Document Type : Research Paper
Authors
1 PhD student in Persian language and literature/Imam Khomeini International University
2 assistant professor of persian literature & language in IKIU
Abstract
Feminist criticism is concerned with women's issues and the ideas regarding women in a text. As an approach to the differences between speech and texts of men and women, female writing is a valuable theory in feminist literary criticism. By drawing on a descriptive and analytical methodology, the present study analyzes the language and content of two women's journals in the Constitutional era, i.e., Danesh (“knowledge”) and Shokoufeh (“bloom”), using a "feminine writing" feminist approach and based on the perspectives of linguists such as Mills and Lakoff.

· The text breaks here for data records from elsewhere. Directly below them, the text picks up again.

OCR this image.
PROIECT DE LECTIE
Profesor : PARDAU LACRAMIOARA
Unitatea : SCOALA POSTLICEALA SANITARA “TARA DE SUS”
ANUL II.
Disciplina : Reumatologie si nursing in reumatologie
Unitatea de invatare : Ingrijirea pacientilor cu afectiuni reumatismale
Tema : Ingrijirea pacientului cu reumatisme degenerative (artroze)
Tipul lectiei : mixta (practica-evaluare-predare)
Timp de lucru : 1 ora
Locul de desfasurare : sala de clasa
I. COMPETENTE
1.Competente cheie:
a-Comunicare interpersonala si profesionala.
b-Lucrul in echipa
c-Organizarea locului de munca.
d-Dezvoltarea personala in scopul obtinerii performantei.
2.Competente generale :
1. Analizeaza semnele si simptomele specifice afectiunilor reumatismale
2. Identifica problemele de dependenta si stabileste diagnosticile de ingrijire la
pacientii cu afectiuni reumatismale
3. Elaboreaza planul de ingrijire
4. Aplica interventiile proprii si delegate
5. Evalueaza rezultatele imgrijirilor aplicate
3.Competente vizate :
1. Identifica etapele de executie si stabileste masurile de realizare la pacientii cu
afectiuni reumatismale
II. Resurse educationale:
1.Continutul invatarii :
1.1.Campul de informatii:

Linguistic and content analysis of these magazines suggest that although the prose of female journalists in the earliest women's journals is void of heavy feminist connotations, the syntax contains many components of feminine writing style, such as high frequency of vague words, swearing on divine authority, use of intensifiers and adverbs expressing doubts, feminine emotional phrases in vocabulary, utilizing short sentences, relative and independent clauses, use of unfinished sentences, and questions. Thematically, too, female journalists discussed subjects different from those reflected in men's journals, like the imperative of female literacy, female health care, and hygiene, respecting their choice of spouse, revising men's conduct in interacting with them in the household and community, and comparing the conditions of Iranian women with women in advanced countries, to advance their social and individual demands.